Give away

Als Nacht-Taxi­fah­rer hole oft Leute ab, die auf Partys und Empfän­gen waren. Das heißt dann in der Regel “Events” und die werden meist von Firmen veran­stal­tet, die sich dort als schick darstel­len wollen. Die Anlässe sind z.B. die Markt­ein­füh­rung eines neuen Produkts, die Veröf­fent­li­chung eines Films oder auch nur, dass man mal wieder im hippen Berlin mit hippen Gästen bewei­sen will, dass man selber auch hip ist.
Wenn die Gäste dann gehen, haben sie oft Tüten dabei, die dort jeder in die Hand gedrückt kriegt.
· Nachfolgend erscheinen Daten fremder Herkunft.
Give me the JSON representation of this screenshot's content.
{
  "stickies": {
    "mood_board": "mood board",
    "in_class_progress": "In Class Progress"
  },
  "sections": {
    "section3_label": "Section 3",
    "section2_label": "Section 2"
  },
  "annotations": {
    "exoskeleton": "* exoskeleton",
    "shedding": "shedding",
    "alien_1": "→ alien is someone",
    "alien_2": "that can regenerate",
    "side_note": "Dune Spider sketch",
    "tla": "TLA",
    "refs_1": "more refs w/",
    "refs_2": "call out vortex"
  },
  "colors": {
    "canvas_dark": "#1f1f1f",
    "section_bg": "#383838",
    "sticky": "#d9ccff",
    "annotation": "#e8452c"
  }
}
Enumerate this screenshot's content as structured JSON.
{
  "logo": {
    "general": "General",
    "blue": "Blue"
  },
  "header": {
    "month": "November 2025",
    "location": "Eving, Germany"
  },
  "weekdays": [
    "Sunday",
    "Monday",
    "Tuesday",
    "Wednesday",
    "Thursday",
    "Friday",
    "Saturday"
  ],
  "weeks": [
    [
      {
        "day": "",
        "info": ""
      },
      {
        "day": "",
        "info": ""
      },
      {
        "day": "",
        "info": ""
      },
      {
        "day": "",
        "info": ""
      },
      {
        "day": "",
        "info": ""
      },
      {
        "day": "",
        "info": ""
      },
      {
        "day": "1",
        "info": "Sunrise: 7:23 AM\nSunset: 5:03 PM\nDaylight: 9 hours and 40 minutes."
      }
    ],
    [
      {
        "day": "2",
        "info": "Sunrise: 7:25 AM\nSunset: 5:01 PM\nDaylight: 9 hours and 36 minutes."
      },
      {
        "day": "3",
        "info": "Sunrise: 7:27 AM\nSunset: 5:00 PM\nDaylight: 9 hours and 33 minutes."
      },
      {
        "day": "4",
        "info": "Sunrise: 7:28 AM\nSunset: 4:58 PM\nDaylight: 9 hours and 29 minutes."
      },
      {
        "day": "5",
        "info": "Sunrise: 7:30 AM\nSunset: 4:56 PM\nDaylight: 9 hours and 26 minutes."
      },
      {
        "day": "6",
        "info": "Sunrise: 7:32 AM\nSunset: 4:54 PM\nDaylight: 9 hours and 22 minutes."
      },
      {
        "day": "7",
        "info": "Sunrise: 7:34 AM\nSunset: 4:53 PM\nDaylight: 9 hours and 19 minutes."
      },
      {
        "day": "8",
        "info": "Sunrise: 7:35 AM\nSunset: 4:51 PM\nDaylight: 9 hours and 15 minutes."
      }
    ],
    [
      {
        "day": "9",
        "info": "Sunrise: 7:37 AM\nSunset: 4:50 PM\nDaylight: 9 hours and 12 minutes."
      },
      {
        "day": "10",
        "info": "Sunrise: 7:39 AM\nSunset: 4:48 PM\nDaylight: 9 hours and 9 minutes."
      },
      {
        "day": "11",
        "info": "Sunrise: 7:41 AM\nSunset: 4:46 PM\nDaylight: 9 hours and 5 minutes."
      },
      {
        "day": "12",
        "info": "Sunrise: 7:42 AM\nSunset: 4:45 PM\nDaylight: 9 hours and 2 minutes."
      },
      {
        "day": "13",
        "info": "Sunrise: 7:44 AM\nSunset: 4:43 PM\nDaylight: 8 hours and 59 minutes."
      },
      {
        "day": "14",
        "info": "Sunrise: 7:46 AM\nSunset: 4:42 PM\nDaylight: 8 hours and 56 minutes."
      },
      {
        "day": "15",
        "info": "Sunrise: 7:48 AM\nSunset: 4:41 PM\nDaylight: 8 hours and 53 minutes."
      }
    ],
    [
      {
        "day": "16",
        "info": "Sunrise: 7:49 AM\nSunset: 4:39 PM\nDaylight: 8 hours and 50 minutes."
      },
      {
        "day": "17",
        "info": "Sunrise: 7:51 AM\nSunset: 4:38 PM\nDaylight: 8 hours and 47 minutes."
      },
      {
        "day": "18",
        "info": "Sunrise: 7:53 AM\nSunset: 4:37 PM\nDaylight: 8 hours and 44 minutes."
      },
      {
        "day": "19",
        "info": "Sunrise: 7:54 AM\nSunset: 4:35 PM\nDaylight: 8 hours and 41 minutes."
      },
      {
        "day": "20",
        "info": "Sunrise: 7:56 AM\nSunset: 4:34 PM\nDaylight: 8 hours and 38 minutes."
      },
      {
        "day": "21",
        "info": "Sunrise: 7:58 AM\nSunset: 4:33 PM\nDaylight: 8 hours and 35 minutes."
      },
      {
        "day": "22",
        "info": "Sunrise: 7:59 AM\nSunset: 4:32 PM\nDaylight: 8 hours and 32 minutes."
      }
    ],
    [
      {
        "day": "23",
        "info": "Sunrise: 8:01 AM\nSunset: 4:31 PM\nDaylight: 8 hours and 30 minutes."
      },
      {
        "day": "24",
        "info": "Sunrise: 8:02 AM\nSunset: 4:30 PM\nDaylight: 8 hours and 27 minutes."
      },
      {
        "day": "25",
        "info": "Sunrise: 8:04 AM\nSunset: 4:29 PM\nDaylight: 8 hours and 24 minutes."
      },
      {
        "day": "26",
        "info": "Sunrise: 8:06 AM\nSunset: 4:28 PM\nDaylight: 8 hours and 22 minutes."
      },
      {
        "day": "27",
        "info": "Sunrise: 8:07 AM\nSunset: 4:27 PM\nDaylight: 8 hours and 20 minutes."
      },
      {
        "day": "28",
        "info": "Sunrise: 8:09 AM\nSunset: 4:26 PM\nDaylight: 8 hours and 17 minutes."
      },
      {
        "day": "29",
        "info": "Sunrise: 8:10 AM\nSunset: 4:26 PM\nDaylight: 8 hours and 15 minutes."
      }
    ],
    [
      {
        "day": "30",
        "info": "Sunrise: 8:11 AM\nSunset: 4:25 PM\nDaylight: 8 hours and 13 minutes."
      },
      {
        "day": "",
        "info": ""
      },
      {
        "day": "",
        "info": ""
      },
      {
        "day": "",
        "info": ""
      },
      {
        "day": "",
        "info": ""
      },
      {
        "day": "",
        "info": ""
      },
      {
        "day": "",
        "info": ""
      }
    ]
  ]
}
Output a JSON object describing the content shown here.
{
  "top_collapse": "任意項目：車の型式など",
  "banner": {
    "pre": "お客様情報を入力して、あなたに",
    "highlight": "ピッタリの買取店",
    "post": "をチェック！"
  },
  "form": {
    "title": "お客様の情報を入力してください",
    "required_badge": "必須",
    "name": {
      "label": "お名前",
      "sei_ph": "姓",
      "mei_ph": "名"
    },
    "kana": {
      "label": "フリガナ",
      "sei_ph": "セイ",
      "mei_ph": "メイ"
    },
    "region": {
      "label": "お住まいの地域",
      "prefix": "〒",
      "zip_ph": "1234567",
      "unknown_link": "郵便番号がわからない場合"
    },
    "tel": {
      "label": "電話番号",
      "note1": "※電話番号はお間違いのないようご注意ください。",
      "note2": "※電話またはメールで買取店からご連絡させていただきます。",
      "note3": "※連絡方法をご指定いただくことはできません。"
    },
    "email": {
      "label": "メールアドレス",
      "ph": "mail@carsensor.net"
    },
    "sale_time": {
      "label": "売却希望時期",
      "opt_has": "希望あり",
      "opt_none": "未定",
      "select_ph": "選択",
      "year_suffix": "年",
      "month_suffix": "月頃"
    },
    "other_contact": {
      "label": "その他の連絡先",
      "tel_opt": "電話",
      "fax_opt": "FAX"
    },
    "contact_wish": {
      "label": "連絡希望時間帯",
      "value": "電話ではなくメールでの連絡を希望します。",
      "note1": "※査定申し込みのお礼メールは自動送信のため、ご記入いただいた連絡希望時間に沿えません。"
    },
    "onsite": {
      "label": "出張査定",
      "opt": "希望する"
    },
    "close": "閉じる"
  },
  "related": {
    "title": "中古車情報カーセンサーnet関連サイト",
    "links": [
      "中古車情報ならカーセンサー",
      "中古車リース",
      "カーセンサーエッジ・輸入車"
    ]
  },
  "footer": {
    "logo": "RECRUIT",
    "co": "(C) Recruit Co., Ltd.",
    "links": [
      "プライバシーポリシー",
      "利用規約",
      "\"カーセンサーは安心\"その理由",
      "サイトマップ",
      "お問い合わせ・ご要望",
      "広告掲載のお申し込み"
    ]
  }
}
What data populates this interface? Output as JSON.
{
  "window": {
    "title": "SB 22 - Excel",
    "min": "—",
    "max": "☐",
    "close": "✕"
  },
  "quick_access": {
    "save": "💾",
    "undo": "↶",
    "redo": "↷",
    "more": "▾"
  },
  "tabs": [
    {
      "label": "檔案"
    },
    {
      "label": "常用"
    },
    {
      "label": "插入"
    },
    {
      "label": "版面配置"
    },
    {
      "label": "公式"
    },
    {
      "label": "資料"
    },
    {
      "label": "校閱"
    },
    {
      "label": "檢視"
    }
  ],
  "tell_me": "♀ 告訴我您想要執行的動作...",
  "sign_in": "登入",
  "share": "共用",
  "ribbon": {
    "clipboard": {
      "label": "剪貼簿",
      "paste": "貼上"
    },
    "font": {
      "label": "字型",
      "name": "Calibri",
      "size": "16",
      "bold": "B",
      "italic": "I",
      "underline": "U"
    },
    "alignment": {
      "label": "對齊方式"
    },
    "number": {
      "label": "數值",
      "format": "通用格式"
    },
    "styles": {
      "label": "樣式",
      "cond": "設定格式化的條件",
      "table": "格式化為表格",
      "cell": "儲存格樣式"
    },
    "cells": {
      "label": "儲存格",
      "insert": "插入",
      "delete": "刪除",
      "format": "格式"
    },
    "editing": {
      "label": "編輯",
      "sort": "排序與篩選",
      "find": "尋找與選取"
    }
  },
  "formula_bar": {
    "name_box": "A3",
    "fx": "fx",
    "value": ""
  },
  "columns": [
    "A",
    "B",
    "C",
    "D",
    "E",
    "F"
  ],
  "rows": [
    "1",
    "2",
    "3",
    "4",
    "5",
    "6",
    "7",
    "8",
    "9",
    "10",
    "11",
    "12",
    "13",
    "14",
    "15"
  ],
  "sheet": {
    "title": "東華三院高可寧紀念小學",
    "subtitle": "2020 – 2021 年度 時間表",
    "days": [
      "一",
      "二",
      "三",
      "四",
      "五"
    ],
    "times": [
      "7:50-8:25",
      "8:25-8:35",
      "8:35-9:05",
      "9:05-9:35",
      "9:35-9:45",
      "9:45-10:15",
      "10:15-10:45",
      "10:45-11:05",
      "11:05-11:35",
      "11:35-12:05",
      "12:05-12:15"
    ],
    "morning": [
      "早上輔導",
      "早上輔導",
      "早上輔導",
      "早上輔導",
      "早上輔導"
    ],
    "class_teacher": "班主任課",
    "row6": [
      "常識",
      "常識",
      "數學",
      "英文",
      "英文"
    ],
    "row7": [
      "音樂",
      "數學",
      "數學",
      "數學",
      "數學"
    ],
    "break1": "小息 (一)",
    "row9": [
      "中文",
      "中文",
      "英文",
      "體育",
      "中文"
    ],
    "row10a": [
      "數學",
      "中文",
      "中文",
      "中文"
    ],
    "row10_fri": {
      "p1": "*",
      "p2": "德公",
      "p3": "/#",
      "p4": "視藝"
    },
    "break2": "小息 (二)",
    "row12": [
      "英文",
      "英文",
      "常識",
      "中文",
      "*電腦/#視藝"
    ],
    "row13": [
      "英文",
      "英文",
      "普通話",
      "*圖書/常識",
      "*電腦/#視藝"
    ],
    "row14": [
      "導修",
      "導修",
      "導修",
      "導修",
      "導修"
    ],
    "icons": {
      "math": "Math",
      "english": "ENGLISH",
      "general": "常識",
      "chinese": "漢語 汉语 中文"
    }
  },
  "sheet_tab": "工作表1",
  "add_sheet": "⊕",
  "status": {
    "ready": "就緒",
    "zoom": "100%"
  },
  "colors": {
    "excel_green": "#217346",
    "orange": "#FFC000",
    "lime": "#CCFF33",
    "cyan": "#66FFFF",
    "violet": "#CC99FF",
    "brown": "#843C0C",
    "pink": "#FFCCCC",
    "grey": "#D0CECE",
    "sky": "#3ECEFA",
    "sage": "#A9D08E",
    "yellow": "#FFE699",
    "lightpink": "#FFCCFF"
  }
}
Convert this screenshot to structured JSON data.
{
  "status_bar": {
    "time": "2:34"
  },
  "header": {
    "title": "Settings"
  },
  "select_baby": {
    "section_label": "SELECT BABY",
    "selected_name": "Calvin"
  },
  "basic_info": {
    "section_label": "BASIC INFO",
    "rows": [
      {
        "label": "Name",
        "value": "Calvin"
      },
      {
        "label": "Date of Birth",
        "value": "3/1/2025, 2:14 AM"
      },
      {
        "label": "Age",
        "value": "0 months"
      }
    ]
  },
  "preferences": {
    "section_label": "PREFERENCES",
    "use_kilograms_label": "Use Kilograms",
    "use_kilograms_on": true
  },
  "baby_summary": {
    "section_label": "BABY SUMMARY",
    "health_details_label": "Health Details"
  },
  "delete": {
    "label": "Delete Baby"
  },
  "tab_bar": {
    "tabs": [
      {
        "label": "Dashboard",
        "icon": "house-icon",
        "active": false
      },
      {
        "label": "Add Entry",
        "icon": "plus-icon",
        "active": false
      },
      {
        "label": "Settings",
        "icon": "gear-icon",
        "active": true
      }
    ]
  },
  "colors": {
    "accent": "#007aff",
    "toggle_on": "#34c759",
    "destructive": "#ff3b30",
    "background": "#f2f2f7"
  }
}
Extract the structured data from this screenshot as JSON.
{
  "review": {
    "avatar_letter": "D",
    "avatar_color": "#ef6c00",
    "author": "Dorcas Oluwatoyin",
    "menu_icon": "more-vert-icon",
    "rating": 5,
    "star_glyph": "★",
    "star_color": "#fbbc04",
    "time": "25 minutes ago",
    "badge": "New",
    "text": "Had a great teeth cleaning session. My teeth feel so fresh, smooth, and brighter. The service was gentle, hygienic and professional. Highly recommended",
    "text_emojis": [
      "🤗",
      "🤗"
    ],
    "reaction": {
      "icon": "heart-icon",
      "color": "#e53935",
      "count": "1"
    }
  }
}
Der Aufdruck zeigt schon, dass das was Beson­de­res ist und innen liegen Werbe­ge­schenke. Die heißen aller­dings nicht so, sondern “Give aways”. Hatte ich schon geschrie­ben, dass das hip ist?
Die Gäste sind meist Menschen, die “was mit Medien” machen, oder welche kennen, die das machen. Oder die “aus der Mode kommen”, ohne dass ihnen wohl die Doppel­deu­tig­keit dieser Beschrei­bung bewusst ist. Natür­lich sind auch Leute “aus der IT-Bran­che” dabei, das ist ja auch hip.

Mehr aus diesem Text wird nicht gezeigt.